Mom spun toward him. "He collapsed in the street! A stranger had to help him!"

"And he's fine now." Dad's tone stayed even, but there was steel under it. "No fever, no injury. You want to drag him through a crowded hospital for nothing?"

They went back and forth, voices sharpening.

I stood in the doorway, feeling the argument build.

Finally I spoke up. "I don't want to go. I feel okay now."

That should have ended it.

But Mom wasn't ready to let go.

Dad folded the newspaper with deliberate care, looked straight at her, and said quietly:

"Just looking for another excuse to visit your old classmates again, aren't you?"

The room went dead silent.

Mom froze.

Her lips parted, but no sound came out.

Dad's eyes held hers for a long second, cold and knowing.

Then he lifted the newspaper again, like nothing had happened.

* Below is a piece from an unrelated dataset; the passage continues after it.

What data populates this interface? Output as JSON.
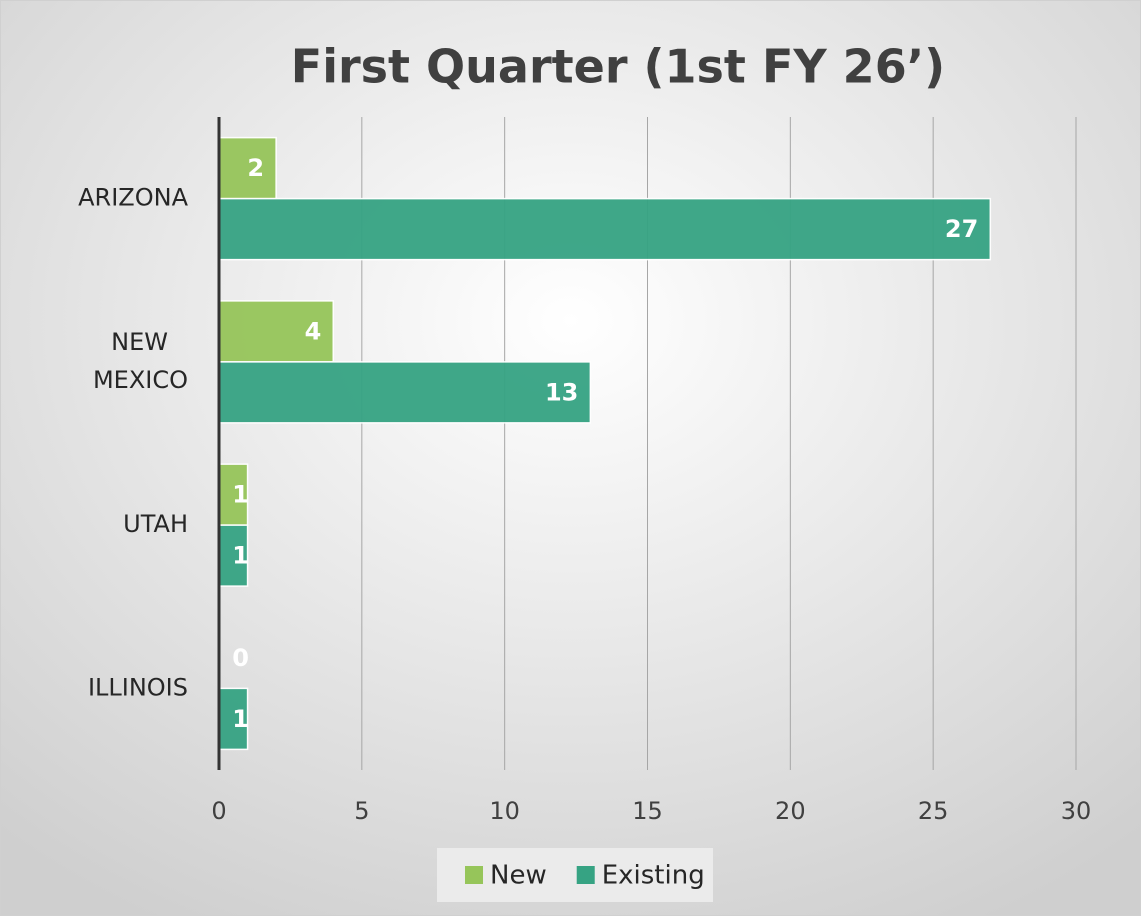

I felt the air change, thick with something sharp and unspoken.

Mom turned away quickly, busying herself at the sink so I wouldn't see her face.

But I saw it anyway.

The hurt. The flash of guilt.

And something else I couldn't name yet.

My stomach twisted.

Whatever Dad had just thrown at her, it wasn't really about the hospital.

It was about something older.

Something hidden.

And for the first time, I realized the locked doors of my childhood might not have been the only secrets in this house.